Antiulcerogenic effect of melittin via mitigating TLR4/TRAF6 mediated NF-κB and p38MAPK pathways in acetic acid-induced ulcerative colitis in mice.
Chem Biol Interact. 2020 Sep 28 ;331:109276. Epub 2020 Sep 28. PMID: 33002459
Omaima A Ahmedy
Ulcerative colitis (UC) is a chronic disease driven primarily by uncontrolled pervasive inflammatory responses affecting the colon and rectum. Currently available medications carry multiple detrimental adverse effects, which have emphasized the mandatory need for safer and more efficient novel therapeutic alternatives. Melittin is the main constituent of bee venom and exhibits potent anti-inflammatory properties. The antiulcerogenic effect of oral melittin (40 μg/kg) was explored in the current study using the acetic acid-induced colitis model.
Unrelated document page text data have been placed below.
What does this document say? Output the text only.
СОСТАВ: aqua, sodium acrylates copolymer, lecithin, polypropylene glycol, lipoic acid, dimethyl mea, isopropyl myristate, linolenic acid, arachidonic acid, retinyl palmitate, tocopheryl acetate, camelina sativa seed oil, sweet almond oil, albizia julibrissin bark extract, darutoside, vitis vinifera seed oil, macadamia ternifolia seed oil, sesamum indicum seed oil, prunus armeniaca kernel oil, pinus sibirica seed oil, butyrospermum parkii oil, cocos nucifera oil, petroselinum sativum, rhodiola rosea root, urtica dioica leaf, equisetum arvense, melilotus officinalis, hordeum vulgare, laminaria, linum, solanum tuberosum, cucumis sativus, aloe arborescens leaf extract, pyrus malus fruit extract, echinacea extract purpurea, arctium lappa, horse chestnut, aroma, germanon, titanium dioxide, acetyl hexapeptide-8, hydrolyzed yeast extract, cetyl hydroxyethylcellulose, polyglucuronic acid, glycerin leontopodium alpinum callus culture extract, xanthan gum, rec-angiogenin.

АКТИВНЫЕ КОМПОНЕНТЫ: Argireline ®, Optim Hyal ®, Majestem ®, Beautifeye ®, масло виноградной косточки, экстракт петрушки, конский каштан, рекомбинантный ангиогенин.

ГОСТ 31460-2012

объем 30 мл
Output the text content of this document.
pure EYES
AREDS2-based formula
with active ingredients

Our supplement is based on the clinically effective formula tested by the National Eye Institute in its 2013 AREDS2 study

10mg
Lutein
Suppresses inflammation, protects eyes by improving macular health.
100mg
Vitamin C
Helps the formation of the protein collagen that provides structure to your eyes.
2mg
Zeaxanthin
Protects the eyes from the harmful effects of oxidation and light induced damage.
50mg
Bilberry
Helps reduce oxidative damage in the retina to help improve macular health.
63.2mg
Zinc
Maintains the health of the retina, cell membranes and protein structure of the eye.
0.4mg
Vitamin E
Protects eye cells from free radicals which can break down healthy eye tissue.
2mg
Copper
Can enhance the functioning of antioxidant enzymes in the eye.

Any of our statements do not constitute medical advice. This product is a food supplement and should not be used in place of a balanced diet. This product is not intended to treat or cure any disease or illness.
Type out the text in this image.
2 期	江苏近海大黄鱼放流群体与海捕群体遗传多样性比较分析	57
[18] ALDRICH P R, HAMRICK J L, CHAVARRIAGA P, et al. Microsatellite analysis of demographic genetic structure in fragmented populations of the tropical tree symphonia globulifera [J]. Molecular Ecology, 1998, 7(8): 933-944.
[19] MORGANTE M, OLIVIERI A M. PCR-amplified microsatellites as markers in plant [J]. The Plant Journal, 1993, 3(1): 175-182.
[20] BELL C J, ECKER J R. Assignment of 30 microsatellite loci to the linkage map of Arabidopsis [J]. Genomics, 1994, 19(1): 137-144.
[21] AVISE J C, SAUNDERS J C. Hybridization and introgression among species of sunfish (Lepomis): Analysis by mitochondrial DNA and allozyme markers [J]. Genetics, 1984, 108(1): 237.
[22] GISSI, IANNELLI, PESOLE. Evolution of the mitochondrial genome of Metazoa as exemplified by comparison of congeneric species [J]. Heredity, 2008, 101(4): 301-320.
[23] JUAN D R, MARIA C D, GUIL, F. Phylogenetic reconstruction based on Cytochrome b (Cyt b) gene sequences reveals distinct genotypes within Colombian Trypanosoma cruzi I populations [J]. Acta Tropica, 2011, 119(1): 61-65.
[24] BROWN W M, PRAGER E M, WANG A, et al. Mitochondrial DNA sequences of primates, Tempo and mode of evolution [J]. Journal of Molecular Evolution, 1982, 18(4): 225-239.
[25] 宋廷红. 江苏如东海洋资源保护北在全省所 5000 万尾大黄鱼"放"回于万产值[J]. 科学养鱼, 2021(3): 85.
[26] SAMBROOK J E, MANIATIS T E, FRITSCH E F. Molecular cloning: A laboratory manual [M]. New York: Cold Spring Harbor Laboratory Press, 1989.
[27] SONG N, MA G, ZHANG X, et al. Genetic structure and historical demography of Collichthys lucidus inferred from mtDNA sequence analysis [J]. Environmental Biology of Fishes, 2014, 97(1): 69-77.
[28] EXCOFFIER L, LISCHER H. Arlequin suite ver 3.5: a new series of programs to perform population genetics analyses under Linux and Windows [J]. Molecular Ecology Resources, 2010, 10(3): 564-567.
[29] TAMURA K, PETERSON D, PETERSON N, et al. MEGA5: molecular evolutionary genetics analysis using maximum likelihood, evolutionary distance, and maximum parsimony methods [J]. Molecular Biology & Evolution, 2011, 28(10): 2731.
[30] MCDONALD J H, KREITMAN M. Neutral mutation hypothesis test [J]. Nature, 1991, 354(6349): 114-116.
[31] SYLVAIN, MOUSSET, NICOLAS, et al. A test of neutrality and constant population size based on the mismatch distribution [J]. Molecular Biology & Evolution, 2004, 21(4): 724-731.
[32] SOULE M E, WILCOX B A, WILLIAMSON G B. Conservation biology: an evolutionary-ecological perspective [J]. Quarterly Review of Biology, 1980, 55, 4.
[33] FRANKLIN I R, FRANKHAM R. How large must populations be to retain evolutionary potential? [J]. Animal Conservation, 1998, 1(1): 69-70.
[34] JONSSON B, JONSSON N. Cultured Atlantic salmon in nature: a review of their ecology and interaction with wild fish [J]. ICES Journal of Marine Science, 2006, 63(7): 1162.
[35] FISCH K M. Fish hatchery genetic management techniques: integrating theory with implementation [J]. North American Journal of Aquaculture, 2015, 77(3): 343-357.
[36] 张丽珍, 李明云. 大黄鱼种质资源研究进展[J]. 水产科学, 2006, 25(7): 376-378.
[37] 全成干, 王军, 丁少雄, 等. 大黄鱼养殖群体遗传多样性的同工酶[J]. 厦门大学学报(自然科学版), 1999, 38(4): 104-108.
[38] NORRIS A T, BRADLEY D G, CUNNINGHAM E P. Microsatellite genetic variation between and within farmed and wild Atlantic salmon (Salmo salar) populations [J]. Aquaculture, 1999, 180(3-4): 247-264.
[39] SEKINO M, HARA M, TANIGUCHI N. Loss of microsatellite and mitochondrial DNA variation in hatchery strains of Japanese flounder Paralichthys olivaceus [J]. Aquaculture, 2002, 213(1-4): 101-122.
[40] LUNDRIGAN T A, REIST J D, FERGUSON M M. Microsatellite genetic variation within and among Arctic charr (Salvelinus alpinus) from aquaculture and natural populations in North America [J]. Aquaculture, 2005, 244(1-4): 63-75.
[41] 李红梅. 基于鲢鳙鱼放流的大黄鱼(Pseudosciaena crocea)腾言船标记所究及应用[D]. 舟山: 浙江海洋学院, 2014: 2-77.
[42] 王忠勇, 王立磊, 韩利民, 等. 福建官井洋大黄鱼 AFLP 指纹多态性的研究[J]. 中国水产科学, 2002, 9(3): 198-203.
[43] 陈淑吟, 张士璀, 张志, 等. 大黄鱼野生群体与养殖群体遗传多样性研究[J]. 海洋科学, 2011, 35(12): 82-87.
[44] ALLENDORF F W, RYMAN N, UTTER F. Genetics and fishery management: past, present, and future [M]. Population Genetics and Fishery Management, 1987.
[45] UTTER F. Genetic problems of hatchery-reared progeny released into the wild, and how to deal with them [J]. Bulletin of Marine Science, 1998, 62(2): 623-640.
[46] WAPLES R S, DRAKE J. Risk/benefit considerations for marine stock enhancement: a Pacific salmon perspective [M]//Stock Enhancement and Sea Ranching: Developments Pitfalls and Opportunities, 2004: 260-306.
Increase in body weight and decrease in colon mass index were observed in the melittin group. Microscopically, melittin ameliorated acetic acid-induced histological damage. Melittin administration has efficiently amended the elevated levels of the cytokines, tumor necrosis factor (TNF-α) and interleukin 6 (IL-6) seen in the colitis group. This was accompanied by inhibition of the upstream signaling molecules, Toll-like receptor 4 (TLR4), tumor necrosis factor receptor (TNF-R)-associated factor (TRAF6), mitogen-activated protein kinase 38 (p38 MAPK), and nuclear factor kappaB (NF-κB) in the melittin group. Moreover, treatment with melittin resulted in marked decrease in colonic level of prostaglandin E2 (PGE2) together with the enzymes involved in its synthesis, secretory phospholipase A2 (sPLA2) and cyclooxygenase 2 (COX-2). Additionally, melittin has attenuated acetic acid-induced oxidative stress as manifested by the significant diminishment in malondialdehyde (MDA) as well as the increase in superoxide dismutase (SOD) and reduced glutathione (GSH) levels. Therefore, melittin mitigated UC pathogenesis and could be considered as a potent and promising therapeutic alternative for UC treatment.